We used to collect phishing URLs and website contents, but this collection has not been maintained and is now very dated. Unless you are a historian, we suggest that you should approach the APWG who continue to collect this type of data.

Phishing emails

We have a dataset of phishing emails (sent to a small set of email addresses) from 2005 onwards. The dataset contains numerous duplicates so numbers are inexact, but contains up to 10000 emails per year until 2010 and around 1000 emails a year since then.

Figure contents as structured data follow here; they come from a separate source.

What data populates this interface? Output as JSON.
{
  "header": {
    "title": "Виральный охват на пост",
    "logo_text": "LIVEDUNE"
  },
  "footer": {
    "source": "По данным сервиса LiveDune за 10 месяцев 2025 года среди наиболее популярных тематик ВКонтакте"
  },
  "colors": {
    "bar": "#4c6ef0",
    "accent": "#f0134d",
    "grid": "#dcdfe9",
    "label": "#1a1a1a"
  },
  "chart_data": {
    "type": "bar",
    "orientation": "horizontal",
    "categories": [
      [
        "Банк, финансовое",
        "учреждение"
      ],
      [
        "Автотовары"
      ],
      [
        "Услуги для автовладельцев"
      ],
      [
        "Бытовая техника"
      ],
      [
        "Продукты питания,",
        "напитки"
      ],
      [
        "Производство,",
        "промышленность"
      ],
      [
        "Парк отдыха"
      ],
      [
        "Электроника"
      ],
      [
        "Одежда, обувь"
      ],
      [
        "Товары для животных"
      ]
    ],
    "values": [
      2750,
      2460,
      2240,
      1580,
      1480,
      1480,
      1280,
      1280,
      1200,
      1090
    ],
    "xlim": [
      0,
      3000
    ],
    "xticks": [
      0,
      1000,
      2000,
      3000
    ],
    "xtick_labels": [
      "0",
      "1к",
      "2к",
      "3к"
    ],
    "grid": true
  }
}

Advanced Fee Fraud (419 scam) emails

We have a dataset of Advanced Fee Fraud (sometimes called 419 scam) emails (sent to a small set of email addresses) from 2001 onwards. The dataset has duplicates so numbers are inexact, but contains around 75000 unique emails. For the past few years offers of loans have been included in this dataset.

Email spam

We have a dataset of "spam" email (sent to a small set of email addresses) dating from 2003 onwards (and indeed some spam email from the mid-1990s onwards as well). Numbers of emails vary dramatically from year to year (and there are large numbers of duplicates) but in recent times exceed 2000 emails a month. Note that for relevant periods phishing and Advanced Fee Fraud emails have been extracted into separate datasets.

Email spam feed

We also have a very substantial dataset of email spam provided by Abusix. Our data starts in July 2020 and runs at around 10 to 20 million emails a day (c 100G in a highly compressed format) so it is worth considering resource requirements, and talking to us, whilst considering your experimental design.

Domain names

We have an archive of registered .com and .net and domain names dating back to September 2009. We are now archiving all the "new" TLDs. We may not be able to share the raw data, but if your research needs this type of data we may be able to create derivative datasets for you.

IP address allocation

We maintain a database recording IP address allocations over time (so that it is simple to check on the usage of IP addresses on past dates.

...old datasets

We also have the relevant datasets for most of the cybercrime papers we have published over the past 10 years (on phishing, Ponzi schemes, IM worms etc.)